We think that immigration possibilities from Germany to Palestine are nil at present but at a later date one perhaps could take up possibilities for transit stay for your mother at the Dominican Republic with Mr. George Warren of the International Migration Service of 122 East 22nd Street, New York City, New York. If you think that those friends whose addresses we have would be able to raise at least $2,000 for your mother it might not be quite impossible to get her into Santo Domingo temporarily - but all this unfortunately is rather theoretical at the present time. I hope to hear from you again if and when you have found information or suggestions.
P.S. Since this letter was dictated your letter of June 26th arrived. I think you are right- it is a little early for your cousin's friend to prepare a affidavit of support for your mother, but it probably would be of quite some encouragement for her to know that somebody in this country is willing to send these papers.
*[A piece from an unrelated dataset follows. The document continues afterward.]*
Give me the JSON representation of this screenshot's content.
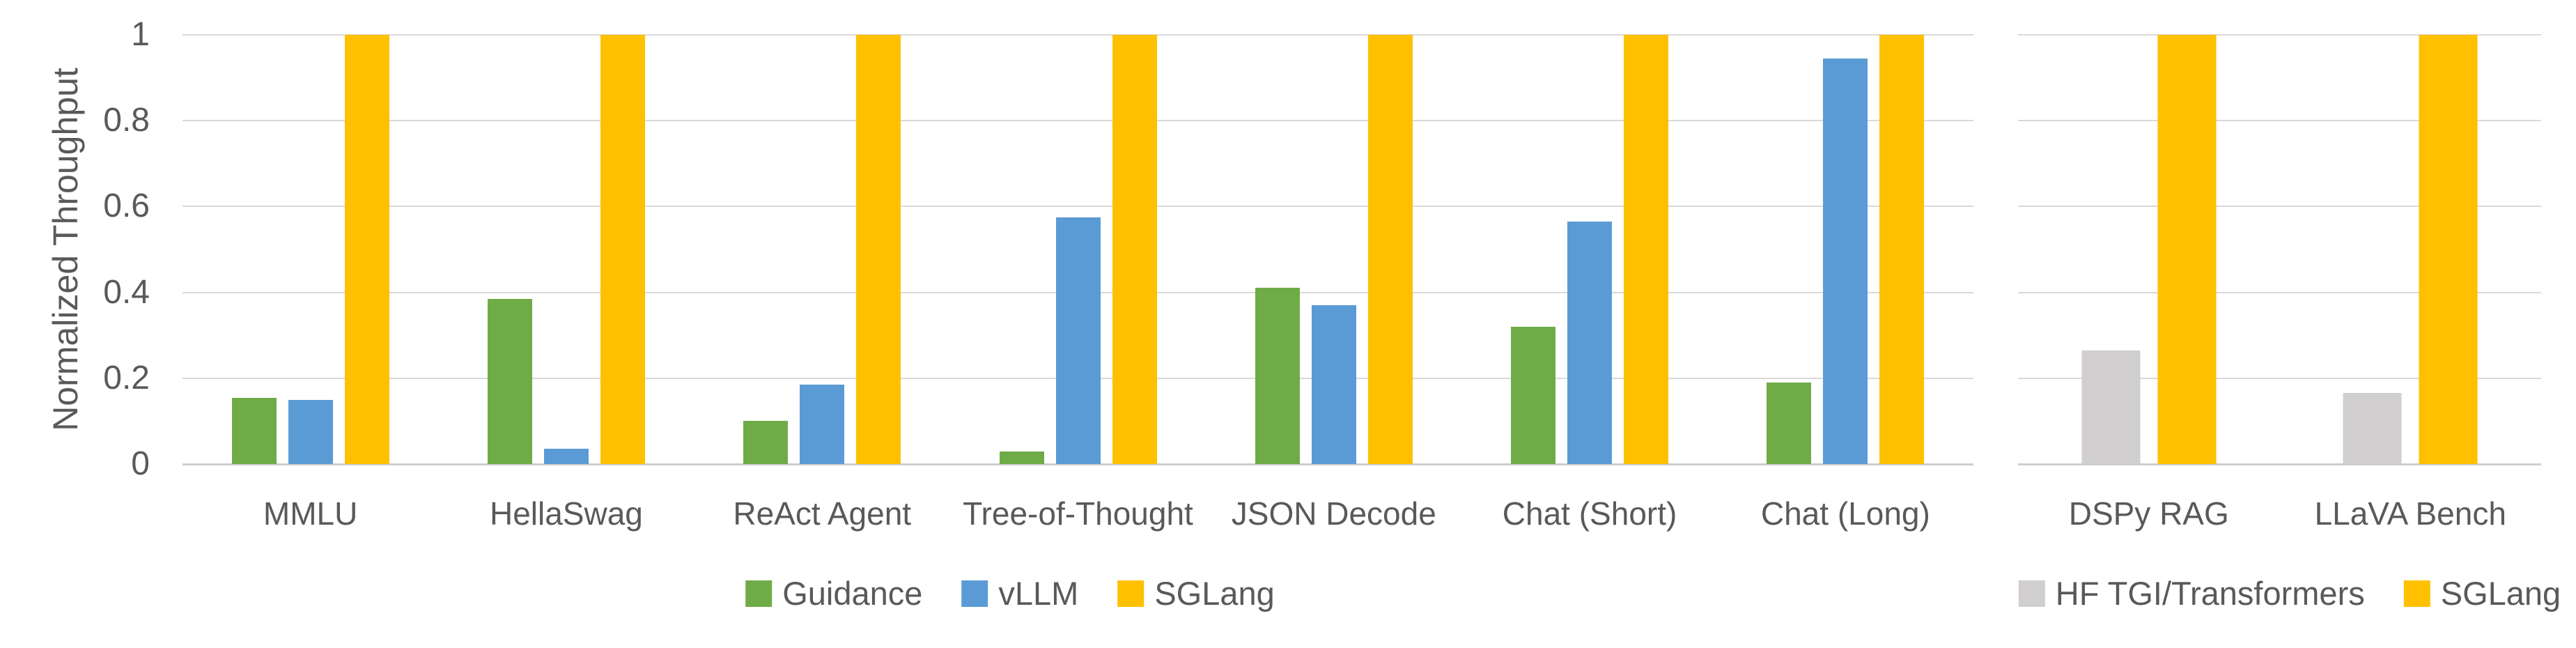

I do not think that the people in McPherson who told you that the German quota is not even filled are right. According to the present status the German quota is filled for sex to seven years to come and even though a number of people at present may not be able to leave the immigration number of your mother would not be called that much sooner. If you would inquire at the American Consulate you no doubt would get the reply that your mother will have to wait for several years until her quota number is reached. I certainly would not suggest that you already try to prepare the necessary affidavit papers.
At present the passage possibilities from Europe to this country are very restricted. The American Export Line stops in Lisbon but neither Spain nor Portugal at the present time admit German Jewish refugees for transit stay. There is still the possibility of going via the Trans-Siberian Railroad but we do not recommend traveling that route in particular not is the traveller is an older person. Once a month a small boat leaves Petsuma, Finland, for New York City but that is sold out for months to come.
We feel pretty sure that until your mother's number will be called up the world situation would have changed again and there is nothing which we can do right now in regard to your mother's immigration.
This is the second letter like this that Opa has gotten. This letter is even more final with the last line reading: "there is nothing which we can do right now in regard to your mother's immigration."
When Anneliese starts talking about some temporary stay in the Dominican Republic, I knew she was stretching for ways. You can tell that the American Friends Service Committee have literally searched every route and loophole. They know the exit of one tiny boat from Finland, they even have the Siberian railroad as a not-so-good possibility. The thing that is keeping Ella stuck in Berlin: the quota system. She is years in line. Opa's false hope that perhaps the line was going by faster because people couldn't get the required affidavits gets squashed. Anneliese says that even if people aren't getting out, it still won't get Ella out sooner.
I do remember reading somewhere that the US actually didn't get their "quota" filled each year, and it was because of how impossible it was to get out of Europe and into the United States.
What do you do with a letter like this? What did Opa do? In his autobiography he mentions having to write his mother a letter when he finds out there is no hope of getting her out of Germany. Is this when he writes that letter? How on earth do you write a letter like that to your mother?! How infinitely frustrating it must have been for the AFSC folks and for Opa. They were powerless. They fought in every way they knew how and yet they were rendered useless by a number.
I think about Opa in a small town in Kansas, cushioned from the war by thousands of miles of dirt and oblivious people. He was as safe as he possibly could be. Yet, how could he feel good? How could he feel the tips of his freedom if he knew that every other member of his family were in caged fear of the Nazis? And how frustrating that his freedom meant nothing, it could not be shared or transferred, he gained no power in it. It was an isolated freedom.
All he could do was the next day's work. He had to live his freedom that no one else in his family had. He had to keep trying so that just in case the realm of possibilities opened even an inch- he might be ready.